As Feldman neared the completion of her master’s degree, she grappled with the decision of securing a full-time job, which would likely mean making 80k per year and devoting 50k to full-time care for her mom. The situation forced Feldman to be vulnerable and seek guidance from faculty and staff. Feldman reflects, “I’m stubbornly independent, but I knew I couldn’t do this on my own, and particularly because I was living in a state where I’m not from and where I had no established community.” For Feldman, being a caregiver has meant a constant negotiation between supporting her mom and not losing sight of her professional development. Faculty encouraged her to persist and pursue a PhD; now, Feldman is more than halfway through her doctoral studies in Health Behavior and Health Education in the University of Michigan’s School of Public Health, and in 2020, she was named a CEW+ Margaret Dow Towsley Scholar.

Feldman has remained determined despite knowing that “I can’t always align the times I provide care with the times I need to be present or on as a student.” Motivated by her family history of Alzheimer’s disease, Sara’s research is focused on Alzheimer’s disease and the impact that early identification of the disease in the brain (which is feasible through neuroimaging long before any symptoms are present) may have on people at-risk of developing the disease and family members who are likely to be future caregivers. While Feldman has been inspired by her family’s experiences with the disease, she adds, “I want my work to be focused on the broader implications of early disease identification and testing for society and public health. Alzheimer’s affects 10% of the older adult population in the US; clearly my experience is not unique.”
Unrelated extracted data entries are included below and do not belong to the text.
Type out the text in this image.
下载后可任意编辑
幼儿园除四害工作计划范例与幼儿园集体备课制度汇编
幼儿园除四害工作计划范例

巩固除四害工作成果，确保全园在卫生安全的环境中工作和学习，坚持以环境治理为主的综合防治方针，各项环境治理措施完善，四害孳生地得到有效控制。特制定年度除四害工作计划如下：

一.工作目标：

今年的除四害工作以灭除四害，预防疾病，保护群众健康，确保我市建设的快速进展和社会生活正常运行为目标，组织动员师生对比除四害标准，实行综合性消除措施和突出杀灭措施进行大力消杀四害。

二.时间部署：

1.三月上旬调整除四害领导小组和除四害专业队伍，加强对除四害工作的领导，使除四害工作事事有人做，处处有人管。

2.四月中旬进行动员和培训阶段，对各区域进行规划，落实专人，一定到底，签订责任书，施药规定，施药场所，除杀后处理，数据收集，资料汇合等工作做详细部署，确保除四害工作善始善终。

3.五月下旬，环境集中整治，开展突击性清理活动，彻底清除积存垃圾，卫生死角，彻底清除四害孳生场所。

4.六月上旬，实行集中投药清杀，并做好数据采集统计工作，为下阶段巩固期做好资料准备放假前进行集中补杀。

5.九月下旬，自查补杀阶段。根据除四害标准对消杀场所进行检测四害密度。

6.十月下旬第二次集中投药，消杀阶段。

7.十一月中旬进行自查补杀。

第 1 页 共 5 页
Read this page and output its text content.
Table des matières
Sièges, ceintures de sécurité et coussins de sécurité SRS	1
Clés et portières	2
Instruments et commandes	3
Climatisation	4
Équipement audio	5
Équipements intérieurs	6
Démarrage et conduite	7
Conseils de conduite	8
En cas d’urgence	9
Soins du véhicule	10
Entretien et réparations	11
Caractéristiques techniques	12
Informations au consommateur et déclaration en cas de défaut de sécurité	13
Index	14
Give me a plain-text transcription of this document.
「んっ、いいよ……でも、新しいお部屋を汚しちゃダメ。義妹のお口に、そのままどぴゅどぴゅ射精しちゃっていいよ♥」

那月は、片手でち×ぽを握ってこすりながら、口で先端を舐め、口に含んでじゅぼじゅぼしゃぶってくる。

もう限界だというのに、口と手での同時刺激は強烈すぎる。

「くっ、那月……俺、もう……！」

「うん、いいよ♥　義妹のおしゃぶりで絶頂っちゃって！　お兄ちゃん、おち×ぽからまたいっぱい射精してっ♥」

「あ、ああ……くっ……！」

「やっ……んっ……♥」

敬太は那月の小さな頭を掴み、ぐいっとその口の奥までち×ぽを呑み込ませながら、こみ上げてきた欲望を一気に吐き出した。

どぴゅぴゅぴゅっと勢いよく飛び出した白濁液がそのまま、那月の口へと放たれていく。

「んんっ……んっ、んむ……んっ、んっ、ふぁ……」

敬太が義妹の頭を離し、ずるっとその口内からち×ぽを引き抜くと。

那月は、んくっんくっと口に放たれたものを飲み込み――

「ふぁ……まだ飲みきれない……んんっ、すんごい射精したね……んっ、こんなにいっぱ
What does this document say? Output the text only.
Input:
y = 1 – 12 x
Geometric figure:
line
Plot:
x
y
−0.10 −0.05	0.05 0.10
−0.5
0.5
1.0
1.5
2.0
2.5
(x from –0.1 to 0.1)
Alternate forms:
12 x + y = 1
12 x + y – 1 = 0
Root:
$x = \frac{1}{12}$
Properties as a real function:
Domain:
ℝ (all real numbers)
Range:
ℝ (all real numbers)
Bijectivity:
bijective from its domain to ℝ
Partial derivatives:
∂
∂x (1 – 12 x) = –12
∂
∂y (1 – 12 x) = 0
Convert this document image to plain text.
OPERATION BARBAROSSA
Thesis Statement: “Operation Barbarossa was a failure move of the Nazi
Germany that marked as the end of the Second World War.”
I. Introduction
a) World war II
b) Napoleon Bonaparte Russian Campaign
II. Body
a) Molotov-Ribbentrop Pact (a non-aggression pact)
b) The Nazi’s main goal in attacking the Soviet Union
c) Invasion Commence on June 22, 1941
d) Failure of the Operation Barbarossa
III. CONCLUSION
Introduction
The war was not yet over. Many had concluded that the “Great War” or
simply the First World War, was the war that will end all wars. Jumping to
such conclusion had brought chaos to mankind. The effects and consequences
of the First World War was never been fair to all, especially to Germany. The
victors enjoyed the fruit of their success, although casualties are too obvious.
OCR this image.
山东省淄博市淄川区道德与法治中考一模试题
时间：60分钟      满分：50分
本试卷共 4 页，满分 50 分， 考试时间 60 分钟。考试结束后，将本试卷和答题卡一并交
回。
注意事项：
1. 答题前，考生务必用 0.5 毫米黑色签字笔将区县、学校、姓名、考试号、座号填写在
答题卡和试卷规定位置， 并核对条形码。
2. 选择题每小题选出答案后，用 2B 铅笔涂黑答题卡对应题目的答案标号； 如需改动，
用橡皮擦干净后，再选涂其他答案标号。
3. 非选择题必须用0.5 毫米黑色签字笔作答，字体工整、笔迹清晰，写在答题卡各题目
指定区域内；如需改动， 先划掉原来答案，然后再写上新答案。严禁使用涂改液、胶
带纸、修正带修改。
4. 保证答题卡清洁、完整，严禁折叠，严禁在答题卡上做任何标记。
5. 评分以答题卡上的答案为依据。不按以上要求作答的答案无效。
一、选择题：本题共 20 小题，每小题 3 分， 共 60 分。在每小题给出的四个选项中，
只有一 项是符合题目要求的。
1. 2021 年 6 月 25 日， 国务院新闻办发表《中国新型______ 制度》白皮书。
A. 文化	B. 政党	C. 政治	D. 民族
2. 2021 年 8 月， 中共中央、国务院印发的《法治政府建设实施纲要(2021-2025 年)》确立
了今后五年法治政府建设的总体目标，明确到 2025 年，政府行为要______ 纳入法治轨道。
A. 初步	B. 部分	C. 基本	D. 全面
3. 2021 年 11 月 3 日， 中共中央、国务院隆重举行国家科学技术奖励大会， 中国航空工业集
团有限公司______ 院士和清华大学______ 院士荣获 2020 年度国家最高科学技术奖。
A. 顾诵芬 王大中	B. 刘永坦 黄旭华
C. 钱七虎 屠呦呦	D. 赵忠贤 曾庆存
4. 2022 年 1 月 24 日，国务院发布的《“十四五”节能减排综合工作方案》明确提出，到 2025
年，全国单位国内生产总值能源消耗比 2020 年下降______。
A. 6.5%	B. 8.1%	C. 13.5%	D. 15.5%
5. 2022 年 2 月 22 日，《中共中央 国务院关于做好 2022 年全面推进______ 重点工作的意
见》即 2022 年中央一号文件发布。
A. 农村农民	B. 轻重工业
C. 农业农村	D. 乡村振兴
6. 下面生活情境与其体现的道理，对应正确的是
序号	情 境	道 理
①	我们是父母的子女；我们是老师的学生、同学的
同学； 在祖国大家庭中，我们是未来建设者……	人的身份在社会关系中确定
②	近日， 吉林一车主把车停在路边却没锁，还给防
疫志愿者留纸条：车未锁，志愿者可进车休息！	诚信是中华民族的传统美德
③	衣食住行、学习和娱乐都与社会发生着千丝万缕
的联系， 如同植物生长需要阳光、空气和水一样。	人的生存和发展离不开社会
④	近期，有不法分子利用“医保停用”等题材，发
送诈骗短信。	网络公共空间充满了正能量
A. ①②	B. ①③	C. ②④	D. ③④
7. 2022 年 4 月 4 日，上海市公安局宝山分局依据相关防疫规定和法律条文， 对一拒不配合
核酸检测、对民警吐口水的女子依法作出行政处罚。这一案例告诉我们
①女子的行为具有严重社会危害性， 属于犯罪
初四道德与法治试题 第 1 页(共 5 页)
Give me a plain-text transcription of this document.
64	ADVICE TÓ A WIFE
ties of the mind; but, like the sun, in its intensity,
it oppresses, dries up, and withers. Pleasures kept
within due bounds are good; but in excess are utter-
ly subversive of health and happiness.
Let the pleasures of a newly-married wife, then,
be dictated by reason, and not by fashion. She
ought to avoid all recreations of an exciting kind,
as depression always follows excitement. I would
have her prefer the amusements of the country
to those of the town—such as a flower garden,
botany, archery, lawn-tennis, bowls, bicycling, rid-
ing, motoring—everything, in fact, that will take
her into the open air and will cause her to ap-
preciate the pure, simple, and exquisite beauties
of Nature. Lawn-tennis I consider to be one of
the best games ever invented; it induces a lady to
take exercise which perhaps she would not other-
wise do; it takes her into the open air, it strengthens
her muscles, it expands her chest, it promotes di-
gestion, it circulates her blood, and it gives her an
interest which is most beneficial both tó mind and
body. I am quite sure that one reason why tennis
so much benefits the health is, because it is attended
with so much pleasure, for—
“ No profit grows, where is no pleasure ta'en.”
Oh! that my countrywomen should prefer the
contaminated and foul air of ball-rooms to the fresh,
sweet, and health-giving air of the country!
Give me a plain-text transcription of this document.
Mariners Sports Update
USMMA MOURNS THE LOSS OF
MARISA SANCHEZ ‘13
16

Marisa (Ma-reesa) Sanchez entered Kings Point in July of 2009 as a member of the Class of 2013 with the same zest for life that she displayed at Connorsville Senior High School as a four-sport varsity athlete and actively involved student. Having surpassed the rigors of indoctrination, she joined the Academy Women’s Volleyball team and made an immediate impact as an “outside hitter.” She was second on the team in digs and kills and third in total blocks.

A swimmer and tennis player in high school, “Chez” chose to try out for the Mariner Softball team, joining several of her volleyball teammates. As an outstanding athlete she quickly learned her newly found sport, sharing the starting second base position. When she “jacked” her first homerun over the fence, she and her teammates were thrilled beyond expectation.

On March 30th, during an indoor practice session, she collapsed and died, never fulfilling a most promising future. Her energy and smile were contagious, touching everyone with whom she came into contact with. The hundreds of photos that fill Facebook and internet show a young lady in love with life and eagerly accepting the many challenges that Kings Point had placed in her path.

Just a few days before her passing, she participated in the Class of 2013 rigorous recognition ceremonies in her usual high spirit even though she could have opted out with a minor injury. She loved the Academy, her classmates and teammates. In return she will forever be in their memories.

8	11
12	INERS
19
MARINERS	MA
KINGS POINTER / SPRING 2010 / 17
Above all, Feldman is honored to have the opportunity to give back to people she loves as well as help to forge a path for future caregivers. “I’m exhausted; getting a PhD is challenging and requires persistence, but I have the joy of waking up every day and spending time with my mom,” she says. “After living in Michigan now for 5 years, I get to be part of a community that is supportive and part of a growing, novel field that I think will make a big contribution.”